11.Psychiatrie et dynastie Hart

9 minutes de lecture

Alec

Houston Methodist West Hospital, service psychiatrie, Houston

Avril 2009

Pourquoi je respire encore ? Pourquoi moi, je l'étais, en vie ?

Je m'éveillais dans un lit d'hôpital, incapable de savoir où j'avais mal sur le plan physique. Incapable de décrire ce qui me travaillait. La seule souffrance que j'éprouvais, elle me lacérait le cœur. L'infirmière, puis le toubib se succédèrent à mon chevet, mais je ne répondais à aucune de leur foutues questions.

Le soir-même de ma sortie du coma, j'avais tout cassé dans la chambre où j'étais, au point où les infirmières de gardes ont du appeler du renfort. On m'a injecté une substance qui a ramolli tout mon corps suffisamment vite pour que je retourne chez Morphée. La belle affaire, on me sortait du coma au bout de plusieurs mois pour me replonger dans le sommeil. Pourquoi est-ce que vous m'avez sauvé ? Pour quoi ?

Mon second réveil fut aussi abominable que le premier, si ce n'était plus. Je fixais les lanières avec lesquelles on m'avait attaché au lit.

« Je sais que la situation est difficile pour vous à l'heure actuelle mon garçon, mais c'est aussi dans votre intérêt, vous risqueriez de vous porter atteinte à vous-même en plus d'autrui ».

Enfoiré de toubib. J'avais tenté de le traiter de tous les noms, à ce moment précis, mais ma voix refusait de coopérer. Ce fait aurait peut-être dû m'angoisser mais ça n'avait déjà plus d'importance, à mes yeux. Pourquoi moi, je pouvais toujours pleurer ou frapper ? J'avais la capacité de sourire, alors que Kara n'avait plus ce putain de droit ! Je pouvais manger, mais Evan ne goberait plus jamais les frites qu'il volait impitoyablement dans mon assiette en s'esclaffant comme un demeuré.

J'avais tellement besoin qu'il revienne me piquer ma putain de part. Mes yeux me brûlaient. Ma propre respiration me ravageait la cage thoracique. J'avais l'impression de sentir mon palpitant subir la compression d'une main, d'un poing. Quitte à crever…
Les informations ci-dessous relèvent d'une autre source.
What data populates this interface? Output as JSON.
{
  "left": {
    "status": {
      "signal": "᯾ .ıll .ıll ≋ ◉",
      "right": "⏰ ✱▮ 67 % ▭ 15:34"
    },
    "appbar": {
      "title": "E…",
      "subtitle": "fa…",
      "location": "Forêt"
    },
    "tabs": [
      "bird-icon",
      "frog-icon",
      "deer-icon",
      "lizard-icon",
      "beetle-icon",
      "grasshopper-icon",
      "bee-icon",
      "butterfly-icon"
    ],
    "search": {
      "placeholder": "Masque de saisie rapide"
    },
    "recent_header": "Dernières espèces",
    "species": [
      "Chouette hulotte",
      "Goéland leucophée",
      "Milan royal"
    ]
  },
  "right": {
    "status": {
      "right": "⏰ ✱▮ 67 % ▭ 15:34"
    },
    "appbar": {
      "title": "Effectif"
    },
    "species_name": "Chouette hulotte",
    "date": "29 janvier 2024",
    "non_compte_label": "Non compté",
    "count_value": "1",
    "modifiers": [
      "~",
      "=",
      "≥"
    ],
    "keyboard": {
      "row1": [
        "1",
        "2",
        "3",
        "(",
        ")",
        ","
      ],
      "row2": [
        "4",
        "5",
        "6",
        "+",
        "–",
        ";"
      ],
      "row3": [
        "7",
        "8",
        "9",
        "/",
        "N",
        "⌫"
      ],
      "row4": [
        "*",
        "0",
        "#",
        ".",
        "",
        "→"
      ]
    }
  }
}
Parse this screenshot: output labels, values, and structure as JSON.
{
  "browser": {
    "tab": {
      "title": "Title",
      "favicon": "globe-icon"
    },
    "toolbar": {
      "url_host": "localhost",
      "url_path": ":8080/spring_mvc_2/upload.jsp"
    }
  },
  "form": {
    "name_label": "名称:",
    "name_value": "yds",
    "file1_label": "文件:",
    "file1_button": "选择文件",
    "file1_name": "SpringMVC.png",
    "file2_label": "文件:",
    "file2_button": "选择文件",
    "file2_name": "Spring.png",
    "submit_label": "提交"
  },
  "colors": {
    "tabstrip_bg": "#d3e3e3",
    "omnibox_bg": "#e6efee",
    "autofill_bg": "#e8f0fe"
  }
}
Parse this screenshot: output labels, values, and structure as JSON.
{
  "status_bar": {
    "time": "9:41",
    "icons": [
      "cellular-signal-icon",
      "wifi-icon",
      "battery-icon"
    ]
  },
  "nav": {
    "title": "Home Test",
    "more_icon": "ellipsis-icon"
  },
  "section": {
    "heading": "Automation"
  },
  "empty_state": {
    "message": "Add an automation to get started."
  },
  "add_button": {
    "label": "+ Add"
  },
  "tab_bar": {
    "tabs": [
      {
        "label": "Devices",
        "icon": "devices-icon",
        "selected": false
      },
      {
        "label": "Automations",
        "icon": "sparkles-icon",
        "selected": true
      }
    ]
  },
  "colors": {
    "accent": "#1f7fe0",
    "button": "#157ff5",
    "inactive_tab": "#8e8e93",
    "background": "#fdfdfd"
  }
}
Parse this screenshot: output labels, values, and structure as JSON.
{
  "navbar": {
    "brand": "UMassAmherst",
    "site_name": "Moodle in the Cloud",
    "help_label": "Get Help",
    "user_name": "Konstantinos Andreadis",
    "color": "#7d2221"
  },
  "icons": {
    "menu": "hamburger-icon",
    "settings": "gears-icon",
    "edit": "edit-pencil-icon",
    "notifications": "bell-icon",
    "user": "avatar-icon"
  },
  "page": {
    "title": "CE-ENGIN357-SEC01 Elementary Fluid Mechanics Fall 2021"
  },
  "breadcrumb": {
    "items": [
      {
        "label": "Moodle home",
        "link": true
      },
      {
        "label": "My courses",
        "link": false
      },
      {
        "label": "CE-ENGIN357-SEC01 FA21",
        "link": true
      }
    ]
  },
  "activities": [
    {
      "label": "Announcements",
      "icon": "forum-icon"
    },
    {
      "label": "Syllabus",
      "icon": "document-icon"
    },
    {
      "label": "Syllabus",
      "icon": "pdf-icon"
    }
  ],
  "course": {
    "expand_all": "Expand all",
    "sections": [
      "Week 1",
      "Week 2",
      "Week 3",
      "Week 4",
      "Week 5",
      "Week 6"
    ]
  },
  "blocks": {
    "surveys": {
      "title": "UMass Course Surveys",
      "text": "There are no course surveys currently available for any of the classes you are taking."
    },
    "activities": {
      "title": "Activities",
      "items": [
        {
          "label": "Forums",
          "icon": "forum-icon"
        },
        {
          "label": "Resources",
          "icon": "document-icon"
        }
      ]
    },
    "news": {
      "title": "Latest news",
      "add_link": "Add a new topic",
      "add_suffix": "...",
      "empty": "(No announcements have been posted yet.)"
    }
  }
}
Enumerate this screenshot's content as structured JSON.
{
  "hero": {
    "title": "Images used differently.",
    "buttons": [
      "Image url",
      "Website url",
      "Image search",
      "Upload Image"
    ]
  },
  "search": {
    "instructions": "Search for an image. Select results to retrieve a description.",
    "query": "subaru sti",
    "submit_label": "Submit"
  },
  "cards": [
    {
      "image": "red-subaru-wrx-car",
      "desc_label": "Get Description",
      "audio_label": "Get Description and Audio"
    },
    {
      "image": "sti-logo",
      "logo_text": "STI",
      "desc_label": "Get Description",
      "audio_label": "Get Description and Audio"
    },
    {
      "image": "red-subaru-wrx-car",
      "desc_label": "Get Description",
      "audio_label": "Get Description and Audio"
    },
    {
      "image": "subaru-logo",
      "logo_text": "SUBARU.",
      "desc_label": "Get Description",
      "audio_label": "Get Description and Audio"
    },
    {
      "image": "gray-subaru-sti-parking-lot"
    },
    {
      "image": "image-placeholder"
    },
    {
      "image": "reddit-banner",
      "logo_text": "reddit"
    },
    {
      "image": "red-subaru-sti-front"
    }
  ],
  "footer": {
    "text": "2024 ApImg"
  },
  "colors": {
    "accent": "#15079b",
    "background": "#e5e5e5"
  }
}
Les jours qui suivirent furent porteurs de mauvaises nouvelles. Mes parents attendaient d'avoir l'autorisation de me voir depuis ma crise d'hystérie. Ils furent choqués par les liens qui me maintenaient aux barreaux du lit, et mon père, à grands secours de regards sévères, d'exigences et d'assurance qu'il me surveillerait, obtenu qu'on me détache sous condition. Je devais voir un psy au préalable, pour lui parler de...enfin parler, c'était un bien grand mot. Le toubib de mes deux avait finalement lâché son diagnostique.

« Votre fils est atteint de mutisme. Ce trouble n'est pas irréversible, il devrait s'estomper dans les semaines à venir, mais sachez qu'il a besoin d'une thérapie. ».

Mon père s'y était opposé, assurant au médecin que ce dont j'avais besoin, c'était de mes proches. Est-ce qu'il avait raison ? Peut-être. Peut-être pas. Une chose était sûr en revanche, il avait dû capituler quatre jours plus tard à la suite d'un nouvel épisode de crise. A l'instant où j'avais vu l'actualité mes poings s'étaient crispés. Ils relataient les faits avec une neutralité et une froideur accablante. Une tuerie de masse avait eu lieu presque trois mois plus tôt dans le lycée d'Houston Height, faisant 12 morts ainsi qu'une vingtaine de blessés, dont deux grièvement. Le second aurait succombé à ses blessures, une semaine plus tard. Matthew Dawson. Matthew. Je ne le connaissais que très peu, seulement de vue. Il aurait eu seize ans le mois dernier. 13 élèves descendus. Les tireurs avaient été appréhendés par les forces de l'ordre, au nombre de trois. Trois ?  Comment ça, TROIS ?

Un interrupteur avait basculé dans ma tête. Je ne gardais pas le souvenir intégral de mon moment de folie, si ce n'était l'œil au beurre noir d'un infirmier. J'avais fini en isolement, le temps que je me calme, apparemment. Et là, j'avais commencé à paniquer. Non ! Je dois leur expliquer ! Si je finissais interné, personne ne saurait. Sauf les monstres qui l'avait oublié. Ou couvert. Je devait leur dire, leur écrire. Ils devaient savoir. Ils devaient savoir qu'il en manquait un, bordel !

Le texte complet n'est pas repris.